So, not impressed with the Crusades, the Spanish decided to go one better. None of this invading foreign lands as an excuse for killing people, oh no, why not just kill people who don't believe in said god anyway. I mean, fuck it, we don't even have to go any seek out muslims, the mother fuckers come to us. Thus, thanks to Ferdinand and Isabella (although I'm fairly sure she knew fuck all about it) in 1478 there began the Spanish Inquistion.
Nobody expects the Spanish Inquistion !!!!!
The theory was simple enough thanks to Tomás de Torquemada Inquisidor General of Aragón, either you acknowledged the power of the catholic church or... well, you died. That would have been me fucked then. But, not satisfied with just pure death, the bit where you cease to live at the end of it, they decided to make it more interesting. I mean, what's the point in just throwing people in a pond - float and you're evil, drown and you're ok stuff? Bollocks, if we're going to torture people let's put the fear of god in them.
Thus was invented the garrucha, toca and the potro - bastards couldn't even keep it in Latin. So, the 'garrucha' was pulling peoples arms and their legs, in different directions using pulleys and weight, the 'toca' was stuffing stuff in your mouth and causing gagging (sounds familiar for some reason) and the 'potro' was a rack. All reasonable ways to get you down on your knees and kiss the popes ring.
First, the 'Edict of Grace' would be pronounced in a city. In typical fashion, Grace wasn't actually there to explain why - she'd probably pissed off down to the local Tapas bar. Anyway, the theory was that you said "I'm a sheep shagger and all my mates are too" and you named them all. Those named could not get out of it just by saying "But I don't even know the git" - nope, far too easy.

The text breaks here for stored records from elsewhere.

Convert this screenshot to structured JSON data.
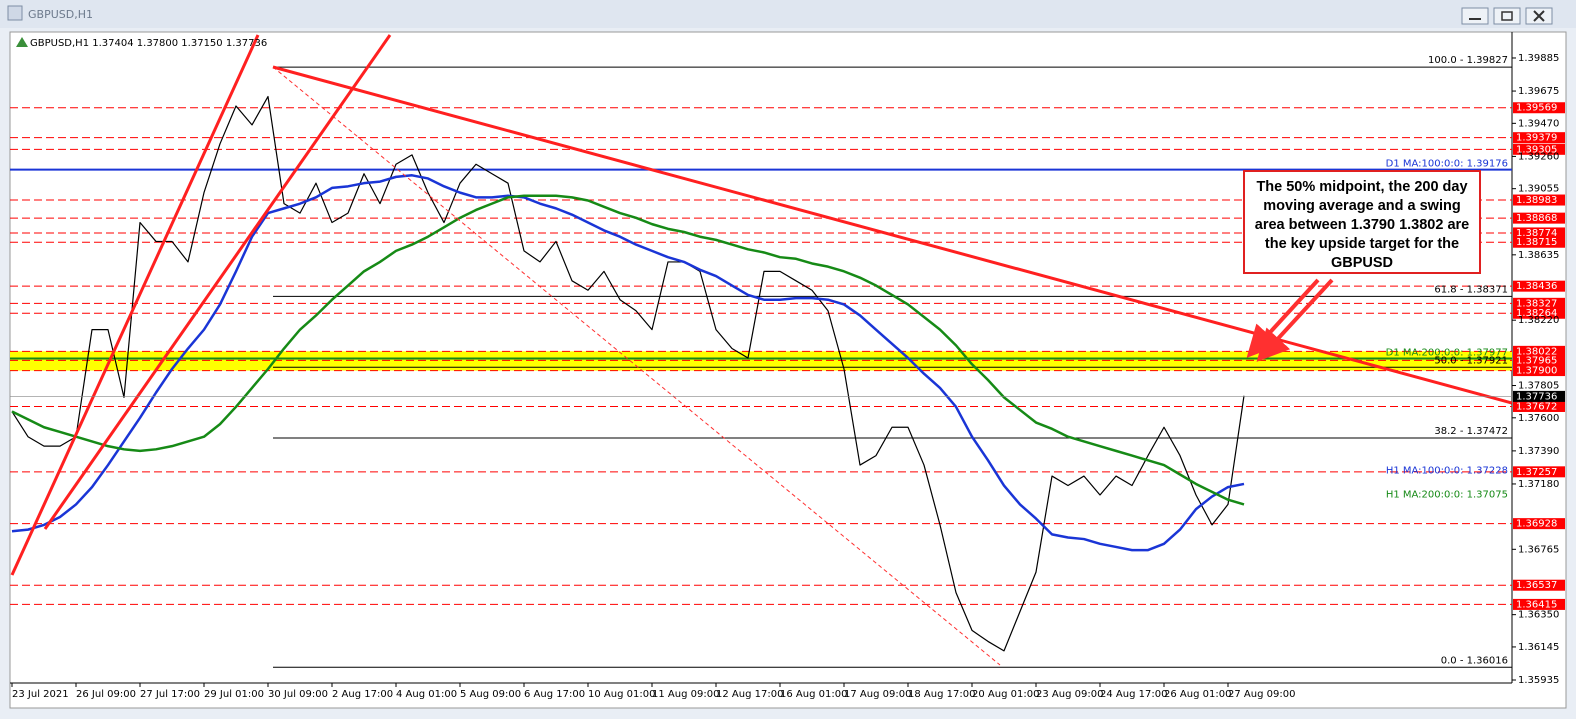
{
  "window_title": "GBPUSD,H1",
  "chart_data": {
    "type": "line",
    "header": "GBPUSD,H1  1.37404 1.37800 1.37150 1.37736",
    "categories": [
      "23 Jul 2021",
      null,
      null,
      null,
      "26 Jul 09:00",
      null,
      null,
      null,
      "27 Jul 17:00",
      null,
      null,
      null,
      "29 Jul 01:00",
      null,
      null,
      null,
      "30 Jul 09:00",
      null,
      null,
      null,
      "2 Aug 17:00",
      null,
      null,
      null,
      "4 Aug 01:00",
      null,
      null,
      null,
      "5 Aug 09:00",
      null,
      null,
      null,
      "6 Aug 17:00",
      null,
      null,
      null,
      "10 Aug 01:00",
      null,
      null,
      null,
      "11 Aug 09:00",
      null,
      null,
      null,
      "12 Aug 17:00",
      null,
      null,
      null,
      "16 Aug 01:00",
      null,
      null,
      null,
      "17 Aug 09:00",
      null,
      null,
      null,
      "18 Aug 17:00",
      null,
      null,
      null,
      "20 Aug 01:00",
      null,
      null,
      null,
      "23 Aug 09:00",
      null,
      null,
      null,
      "24 Aug 17:00",
      null,
      null,
      null,
      "26 Aug 01:00",
      null,
      null,
      null,
      "27 Aug 09:00",
      null
    ],
    "series": [
      {
        "color": "#000000",
        "width": 1.2,
        "values": [
          1.3764,
          1.3748,
          1.3742,
          1.3742,
          1.3748,
          1.3816,
          1.3816,
          1.3773,
          1.3884,
          1.3872,
          1.3872,
          1.3859,
          1.3903,
          1.3934,
          1.3958,
          1.3946,
          1.3964,
          1.3896,
          1.389,
          1.3909,
          1.3884,
          1.389,
          1.3915,
          1.3896,
          1.3921,
          1.3927,
          1.3903,
          1.3884,
          1.3909,
          1.3921,
          1.3915,
          1.3909,
          1.3866,
          1.3859,
          1.3872,
          1.3847,
          1.3841,
          1.3853,
          1.3835,
          1.3828,
          1.3816,
          1.3859,
          1.3859,
          1.3853,
          1.3816,
          1.3804,
          1.3798,
          1.3853,
          1.3853,
          1.3847,
          1.3841,
          1.3828,
          1.3791,
          1.373,
          1.3736,
          1.3754,
          1.3754,
          1.373,
          1.3692,
          1.3649,
          1.3625,
          1.3618,
          1.3612,
          1.3637,
          1.3662,
          1.3723,
          1.3717,
          1.3723,
          1.3711,
          1.3723,
          1.3717,
          1.3736,
          1.3754,
          1.3736,
          1.3711,
          1.3692,
          1.3705,
          1.3774
        ]
      },
      {
        "color": "#1a35d6",
        "width": 2.5,
        "values": [
          1.3688,
          1.3689,
          1.3692,
          1.3697,
          1.3705,
          1.3716,
          1.373,
          1.3745,
          1.376,
          1.3776,
          1.3791,
          1.3804,
          1.3816,
          1.3832,
          1.3853,
          1.3875,
          1.389,
          1.3893,
          1.3896,
          1.39,
          1.3906,
          1.3907,
          1.3909,
          1.391,
          1.3913,
          1.3914,
          1.3912,
          1.3907,
          1.3903,
          1.39,
          1.39,
          1.3901,
          1.39,
          1.3896,
          1.3893,
          1.3889,
          1.3884,
          1.3879,
          1.3875,
          1.387,
          1.3866,
          1.3862,
          1.3859,
          1.3854,
          1.385,
          1.3844,
          1.3838,
          1.3835,
          1.3835,
          1.3836,
          1.3836,
          1.3835,
          1.3832,
          1.3825,
          1.3816,
          1.3807,
          1.3798,
          1.3788,
          1.3779,
          1.3767,
          1.3748,
          1.3733,
          1.3717,
          1.3705,
          1.3696,
          1.3686,
          1.3684,
          1.3683,
          1.368,
          1.3678,
          1.3676,
          1.3676,
          1.368,
          1.3689,
          1.3702,
          1.371,
          1.3716,
          1.3718
        ]
      },
      {
        "color": "#168a16",
        "width": 2.5,
        "values": [
          1.3764,
          1.3759,
          1.3754,
          1.3751,
          1.3748,
          1.3745,
          1.3742,
          1.374,
          1.3739,
          1.374,
          1.3742,
          1.3745,
          1.3748,
          1.3756,
          1.3767,
          1.3779,
          1.3791,
          1.3804,
          1.3816,
          1.3825,
          1.3835,
          1.3844,
          1.3853,
          1.3859,
          1.3866,
          1.387,
          1.3875,
          1.3881,
          1.3887,
          1.3892,
          1.3896,
          1.39,
          1.3901,
          1.3901,
          1.3901,
          1.39,
          1.3898,
          1.3894,
          1.389,
          1.3887,
          1.3883,
          1.388,
          1.3878,
          1.3875,
          1.3873,
          1.387,
          1.3867,
          1.3865,
          1.3862,
          1.3861,
          1.3858,
          1.3856,
          1.3853,
          1.3849,
          1.3844,
          1.3838,
          1.3832,
          1.3824,
          1.3816,
          1.3806,
          1.3794,
          1.3784,
          1.3773,
          1.3765,
          1.3757,
          1.3753,
          1.3748,
          1.3745,
          1.3742,
          1.3739,
          1.3736,
          1.3733,
          1.373,
          1.3724,
          1.3718,
          1.3713,
          1.3708,
          1.3705
        ]
      }
    ],
    "ylim": [
      1.35916,
      1.4005
    ],
    "yticks": [
      1.39885,
      1.39675,
      {
        "value": 1.3947,
        "label": "1.39470"
      },
      {
        "value": 1.3926,
        "label": "1.39260"
      },
      1.39055,
      1.38635,
      {
        "value": 1.3822,
        "label": "1.38220"
      },
      1.37805,
      {
        "value": 1.376,
        "label": "1.37600"
      },
      {
        "value": 1.3739,
        "label": "1.37390"
      },
      {
        "value": 1.3718,
        "label": "1.37180"
      },
      1.36765,
      {
        "value": 1.3635,
        "label": "1.36350"
      },
      1.36145,
      1.35935
    ],
    "levels": [
      1.39569,
      1.39379,
      1.39305,
      1.38983,
      1.38868,
      1.38774,
      1.38715,
      1.38436,
      1.38327,
      1.38264,
      1.38022,
      1.37965,
      {
        "value": 1.379,
        "label": "1.37900"
      },
      1.37672,
      1.37257,
      1.36928,
      1.36537,
      1.36415
    ],
    "level_color": "#ff0000",
    "zone_color": "#ffff00",
    "fib_levels": [
      {
        "value": 1.39827,
        "label": "100.0 - 1.39827"
      },
      {
        "value": 1.38371,
        "label": "61.8 - 1.38371"
      },
      {
        "value": 1.37921,
        "label": "50.0 - 1.37921"
      },
      {
        "value": 1.37472,
        "label": "38.2 - 1.37472"
      },
      {
        "value": 1.36016,
        "label": "0.0 - 1.36016"
      }
    ],
    "ma_labels": [
      {
        "value": 1.39176,
        "label": "D1 MA:100:0:0: 1.39176",
        "color": "#1a35d6",
        "line": true
      },
      {
        "value": 1.37977,
        "label": "D1 MA:200:0:0: 1.37977",
        "color": "#168a16",
        "line": true
      },
      {
        "value": 1.37228,
        "label": "H1 MA:100:0:0: 1.37228",
        "color": "#1a35d6",
        "line": false
      },
      {
        "value": 1.37075,
        "label": "H1 MA:200:0:0: 1.37075",
        "color": "#168a16",
        "line": false
      }
    ],
    "current_price": 1.37736,
    "annotation": "The 50% midpoint, the 200 day moving average and a swing area between 1.3790 1.3802 are the key upside target for the GBPUSD"
  }
}
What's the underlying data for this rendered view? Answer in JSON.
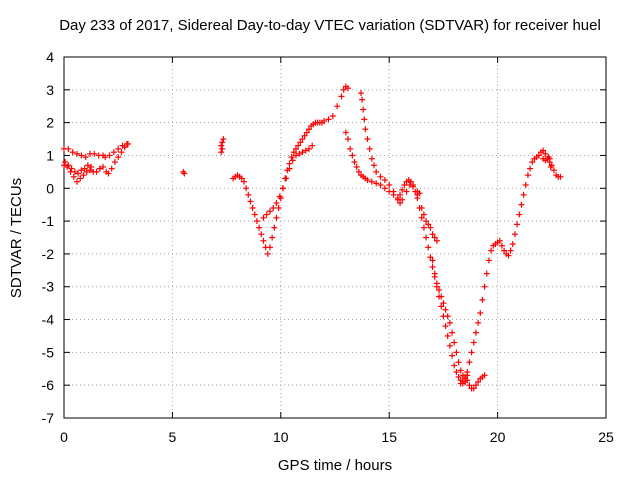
{
  "chart_data": {
    "type": "scatter",
    "title": "Day 233 of 2017, Sidereal Day-to-day VTEC variation (SDTVAR) for receiver huel",
    "xlabel": "GPS time / hours",
    "ylabel": "SDTVAR / TECUs",
    "xlim": [
      0,
      25
    ],
    "ylim": [
      -7,
      4
    ],
    "x_ticks": [
      0,
      5,
      10,
      15,
      20,
      25
    ],
    "y_ticks": [
      -7,
      -6,
      -5,
      -4,
      -3,
      -2,
      -1,
      0,
      1,
      2,
      3,
      4
    ],
    "grid": true,
    "legend": "none",
    "marker": "+",
    "color": "#ff0000",
    "series": [
      {
        "points": [
          [
            0.0,
            1.2
          ],
          [
            0.2,
            1.2
          ],
          [
            0.4,
            1.1
          ],
          [
            0.6,
            1.05
          ],
          [
            0.8,
            1.0
          ],
          [
            1.0,
            0.95
          ],
          [
            1.2,
            1.05
          ],
          [
            1.4,
            1.05
          ],
          [
            1.6,
            1.0
          ],
          [
            1.8,
            1.0
          ],
          [
            1.9,
            0.95
          ],
          [
            2.1,
            1.0
          ],
          [
            2.3,
            1.1
          ],
          [
            2.5,
            1.2
          ],
          [
            2.7,
            1.3
          ],
          [
            2.9,
            1.35
          ],
          [
            0.0,
            0.7
          ],
          [
            0.15,
            0.65
          ],
          [
            0.3,
            0.5
          ],
          [
            0.45,
            0.35
          ],
          [
            0.6,
            0.2
          ],
          [
            0.75,
            0.3
          ],
          [
            0.9,
            0.4
          ],
          [
            1.05,
            0.5
          ],
          [
            1.2,
            0.55
          ],
          [
            1.35,
            0.5
          ],
          [
            1.5,
            0.5
          ],
          [
            1.65,
            0.6
          ],
          [
            1.8,
            0.65
          ],
          [
            1.95,
            0.5
          ],
          [
            2.05,
            0.45
          ],
          [
            2.2,
            0.6
          ],
          [
            2.35,
            0.8
          ],
          [
            2.5,
            0.95
          ],
          [
            2.65,
            1.1
          ],
          [
            2.8,
            1.25
          ],
          [
            2.95,
            1.35
          ],
          [
            0.05,
            0.8
          ],
          [
            0.2,
            0.7
          ],
          [
            0.35,
            0.6
          ],
          [
            0.5,
            0.5
          ],
          [
            0.65,
            0.45
          ],
          [
            0.8,
            0.55
          ],
          [
            0.95,
            0.6
          ],
          [
            1.1,
            0.7
          ],
          [
            1.25,
            0.65
          ],
          [
            5.5,
            0.5
          ],
          [
            5.55,
            0.45
          ],
          [
            7.25,
            1.3
          ],
          [
            7.3,
            1.4
          ],
          [
            7.35,
            1.5
          ],
          [
            7.3,
            1.2
          ],
          [
            7.25,
            1.1
          ],
          [
            7.8,
            0.3
          ],
          [
            7.9,
            0.35
          ],
          [
            8.0,
            0.4
          ],
          [
            8.1,
            0.35
          ],
          [
            8.2,
            0.3
          ],
          [
            8.3,
            0.2
          ],
          [
            8.4,
            0.0
          ],
          [
            8.5,
            -0.2
          ],
          [
            8.6,
            -0.4
          ],
          [
            8.7,
            -0.6
          ],
          [
            8.8,
            -0.8
          ],
          [
            8.9,
            -1.0
          ],
          [
            9.0,
            -1.2
          ],
          [
            9.1,
            -1.4
          ],
          [
            9.2,
            -1.6
          ],
          [
            9.3,
            -1.8
          ],
          [
            9.4,
            -2.0
          ],
          [
            9.5,
            -1.8
          ],
          [
            9.6,
            -1.5
          ],
          [
            9.7,
            -1.2
          ],
          [
            9.8,
            -0.9
          ],
          [
            9.9,
            -0.6
          ],
          [
            10.0,
            -0.3
          ],
          [
            10.1,
            0.0
          ],
          [
            10.2,
            0.3
          ],
          [
            10.3,
            0.55
          ],
          [
            10.4,
            0.75
          ],
          [
            10.5,
            0.95
          ],
          [
            10.6,
            1.1
          ],
          [
            10.7,
            1.2
          ],
          [
            10.8,
            1.3
          ],
          [
            10.9,
            1.4
          ],
          [
            11.0,
            1.5
          ],
          [
            11.1,
            1.6
          ],
          [
            11.2,
            1.7
          ],
          [
            11.3,
            1.8
          ],
          [
            11.4,
            1.9
          ],
          [
            11.5,
            1.95
          ],
          [
            11.6,
            2.0
          ],
          [
            11.7,
            2.0
          ],
          [
            11.8,
            2.0
          ],
          [
            11.9,
            2.0
          ],
          [
            12.0,
            2.05
          ],
          [
            12.2,
            2.1
          ],
          [
            12.4,
            2.2
          ],
          [
            12.6,
            2.5
          ],
          [
            12.8,
            2.8
          ],
          [
            12.9,
            3.0
          ],
          [
            13.0,
            3.1
          ],
          [
            13.1,
            3.05
          ],
          [
            9.2,
            -0.9
          ],
          [
            9.35,
            -0.8
          ],
          [
            9.5,
            -0.7
          ],
          [
            9.65,
            -0.6
          ],
          [
            9.8,
            -0.45
          ],
          [
            9.95,
            -0.25
          ],
          [
            10.1,
            0.0
          ],
          [
            10.25,
            0.3
          ],
          [
            10.4,
            0.6
          ],
          [
            10.55,
            0.85
          ],
          [
            10.7,
            1.0
          ],
          [
            10.85,
            1.05
          ],
          [
            11.0,
            1.1
          ],
          [
            11.15,
            1.15
          ],
          [
            11.3,
            1.2
          ],
          [
            11.45,
            1.3
          ],
          [
            13.0,
            1.7
          ],
          [
            13.1,
            1.5
          ],
          [
            13.2,
            1.2
          ],
          [
            13.3,
            1.0
          ],
          [
            13.4,
            0.8
          ],
          [
            13.5,
            0.65
          ],
          [
            13.6,
            0.5
          ],
          [
            13.7,
            0.4
          ],
          [
            13.8,
            0.35
          ],
          [
            13.9,
            0.3
          ],
          [
            14.0,
            0.25
          ],
          [
            14.2,
            0.2
          ],
          [
            14.4,
            0.15
          ],
          [
            14.6,
            0.1
          ],
          [
            14.8,
            0.0
          ],
          [
            15.0,
            -0.1
          ],
          [
            15.2,
            -0.2
          ],
          [
            15.4,
            -0.3
          ],
          [
            15.5,
            -0.2
          ],
          [
            15.6,
            -0.05
          ],
          [
            15.7,
            0.1
          ],
          [
            15.8,
            0.2
          ],
          [
            15.9,
            0.25
          ],
          [
            16.0,
            0.2
          ],
          [
            16.1,
            0.05
          ],
          [
            16.2,
            -0.1
          ],
          [
            16.3,
            -0.2
          ],
          [
            13.7,
            2.9
          ],
          [
            13.75,
            2.7
          ],
          [
            13.8,
            2.4
          ],
          [
            13.85,
            2.1
          ],
          [
            13.9,
            1.8
          ],
          [
            14.0,
            1.5
          ],
          [
            14.1,
            1.2
          ],
          [
            14.2,
            0.9
          ],
          [
            14.3,
            0.7
          ],
          [
            14.4,
            0.5
          ],
          [
            14.6,
            0.35
          ],
          [
            14.8,
            0.25
          ],
          [
            15.0,
            0.1
          ],
          [
            15.2,
            -0.1
          ],
          [
            15.4,
            -0.35
          ],
          [
            15.5,
            -0.45
          ],
          [
            15.6,
            -0.35
          ],
          [
            15.8,
            -0.1
          ],
          [
            15.95,
            0.1
          ],
          [
            16.1,
            0.1
          ],
          [
            16.3,
            -0.1
          ],
          [
            16.4,
            -0.15
          ],
          [
            16.3,
            -0.3
          ],
          [
            16.4,
            -0.6
          ],
          [
            16.5,
            -0.9
          ],
          [
            16.6,
            -1.2
          ],
          [
            16.7,
            -1.5
          ],
          [
            16.8,
            -1.8
          ],
          [
            16.9,
            -2.1
          ],
          [
            17.0,
            -2.4
          ],
          [
            17.1,
            -2.7
          ],
          [
            17.2,
            -3.0
          ],
          [
            17.3,
            -3.3
          ],
          [
            17.4,
            -3.6
          ],
          [
            17.5,
            -3.9
          ],
          [
            17.6,
            -4.2
          ],
          [
            17.7,
            -4.5
          ],
          [
            17.8,
            -4.8
          ],
          [
            17.9,
            -5.1
          ],
          [
            18.0,
            -5.4
          ],
          [
            18.1,
            -5.6
          ],
          [
            18.2,
            -5.75
          ],
          [
            18.3,
            -5.85
          ],
          [
            18.4,
            -5.9
          ],
          [
            18.5,
            -5.8
          ],
          [
            18.6,
            -5.6
          ],
          [
            18.7,
            -5.3
          ],
          [
            18.8,
            -5.0
          ],
          [
            18.9,
            -4.7
          ],
          [
            19.0,
            -4.4
          ],
          [
            19.1,
            -4.1
          ],
          [
            19.2,
            -3.8
          ],
          [
            19.3,
            -3.4
          ],
          [
            19.4,
            -3.0
          ],
          [
            19.5,
            -2.6
          ],
          [
            19.6,
            -2.2
          ],
          [
            19.7,
            -1.9
          ],
          [
            19.8,
            -1.75
          ],
          [
            19.9,
            -1.7
          ],
          [
            20.0,
            -1.65
          ],
          [
            16.5,
            -0.6
          ],
          [
            16.6,
            -0.8
          ],
          [
            16.7,
            -1.0
          ],
          [
            16.8,
            -1.1
          ],
          [
            16.9,
            -1.2
          ],
          [
            17.0,
            -1.4
          ],
          [
            17.1,
            -1.5
          ],
          [
            17.2,
            -1.6
          ],
          [
            17.0,
            -2.2
          ],
          [
            17.1,
            -2.6
          ],
          [
            17.2,
            -2.9
          ],
          [
            17.3,
            -3.1
          ],
          [
            17.4,
            -3.3
          ],
          [
            17.5,
            -3.5
          ],
          [
            17.6,
            -3.7
          ],
          [
            17.7,
            -3.9
          ],
          [
            17.8,
            -4.1
          ],
          [
            17.9,
            -4.4
          ],
          [
            18.0,
            -4.7
          ],
          [
            18.1,
            -5.0
          ],
          [
            18.2,
            -5.3
          ],
          [
            18.3,
            -5.55
          ],
          [
            18.4,
            -5.7
          ],
          [
            18.5,
            -5.75
          ],
          [
            18.6,
            -5.85
          ],
          [
            18.7,
            -6.0
          ],
          [
            18.8,
            -6.1
          ],
          [
            18.9,
            -6.1
          ],
          [
            19.0,
            -6.0
          ],
          [
            19.1,
            -5.9
          ],
          [
            19.2,
            -5.8
          ],
          [
            19.3,
            -5.75
          ],
          [
            19.4,
            -5.7
          ],
          [
            18.3,
            -5.95
          ],
          [
            18.4,
            -5.95
          ],
          [
            18.5,
            -5.9
          ],
          [
            18.6,
            -5.7
          ],
          [
            20.1,
            -1.6
          ],
          [
            20.2,
            -1.75
          ],
          [
            20.3,
            -1.9
          ],
          [
            20.4,
            -2.0
          ],
          [
            20.5,
            -2.05
          ],
          [
            20.6,
            -1.9
          ],
          [
            20.7,
            -1.7
          ],
          [
            20.8,
            -1.4
          ],
          [
            20.9,
            -1.1
          ],
          [
            21.0,
            -0.8
          ],
          [
            21.1,
            -0.5
          ],
          [
            21.2,
            -0.2
          ],
          [
            21.3,
            0.1
          ],
          [
            21.4,
            0.4
          ],
          [
            21.5,
            0.6
          ],
          [
            21.6,
            0.8
          ],
          [
            21.7,
            0.9
          ],
          [
            21.8,
            0.95
          ],
          [
            21.9,
            1.0
          ],
          [
            22.0,
            1.1
          ],
          [
            22.1,
            1.15
          ],
          [
            22.2,
            1.05
          ],
          [
            22.3,
            0.9
          ],
          [
            22.4,
            0.8
          ],
          [
            22.5,
            0.7
          ],
          [
            22.6,
            0.55
          ],
          [
            22.7,
            0.4
          ],
          [
            22.8,
            0.35
          ],
          [
            22.9,
            0.35
          ],
          [
            22.1,
            0.9
          ],
          [
            22.2,
            0.85
          ],
          [
            22.3,
            0.9
          ],
          [
            22.35,
            0.95
          ],
          [
            22.4,
            0.9
          ],
          [
            22.45,
            0.65
          ]
        ]
      }
    ]
  }
}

And, the reasons one could receive these tortures? Having sex without making a baby. Hmm, that'll be blow jobs out of the window then. Homosexuality and beastiality one would assume would also come under this category, which makes you wonder what the catholic priests did - appears through evidence to be part of their job description.
Anyway, all of this was ruled over by a little gang of arse bandits called The Suprema (previously known as the Chicken Suprema). These fuckwits 'met every morning, save for holidays, and for two hours in the afternoon on Tuesdays, Thursdays and Saturdays' - oh, so slaughter is only part-time then? Didn't even know they had bingo back then but you can't beat winning a nice pair of fluffy slippers!!
So once again, shit loads of people die because some pontificating twat decides to use the bible to further their own end. I don't remember the bit in the bible where it said killing in the name of jesus was a good thing but then again, I've only read the highly edited version - the one that the catholic church approved. All of which goes to show, you can't beat organized religion - or, if you even try, they will pull you to pieces - literally.
Wonder why I detest it so much?!!!!
12 comentarios:
"Some pontificating twat decides to use the bible to further their own end."
There is a much easier method nowadays. It's called Painful Extension.
Love this post, Goth!
That's funny Cream!
Forgive me if I'm wrong but I would have thought it was bestiality?
But you told me that Blowjobs didn't count as sex. . .you said it wasn't cheating. . .
"No, no, not the comfy chair!"
Cream -> Painful Extension? Yikes.... no thanks but glad you liked it (the post that is)
Pat -> never thought I'd see the lovely Pi posting comments about bestiality - hope I don't get charged with leading one astray
DQ -> Thought we'd agreed it was a gift you chose to betow :)
Mr X -> surprised no-one else picked up on that (I put it in bold specially)
Someone I (don't) know was into Sadism, Necrophilia and Beastiality.
I always thought the poor guy was flogging a dead horse...
nice to have you back on form, now where's all the zealots gone so we can watch the bloodbath of words ensue??
*love you*:-)
Cream -> lol, bet you love that Aussie anthem too - beastialitys best boys, shag-a-wallaby, beastialitys best etc
Phoenix -> well, they are visiting (can see it in the site meter) but not commenting - probably not a lot they could argue - besos ;)
"Our chief weapon is surprise! And fear! And ruthless efficiency!
I'll come in again."
Well, you are hitting on all cylinders and falling for all the old arguments and just reciting a blend of fact and fiction.
Blame Christianity for the Inquisition?
Hardly.
Blame human nature, yet again, which humanists are so proud of, and blame also a propaganda machine that was so effective that even today it is difficult to separate fact from fiction.
also, I did respond to the crusades rant if you haven't checked it out.
Not entirely true - most of my posts are based on documented fact with a liberal sprinkling of Gothic dust to weedle out those who do know what they are talking about and those who do not.
Firstly, I didn't blame christianity for the inquisition - it was instigated by ONE man, on behalf of the catholic church and pursued by the Spanish royalty as a way of oppressing the people for their benefits.
Secondly, as I have said many times but mainly in the comment sections, I have no issue with religion only the 'organisations' who seek their own benefits through twisting what are fundamentally common sense.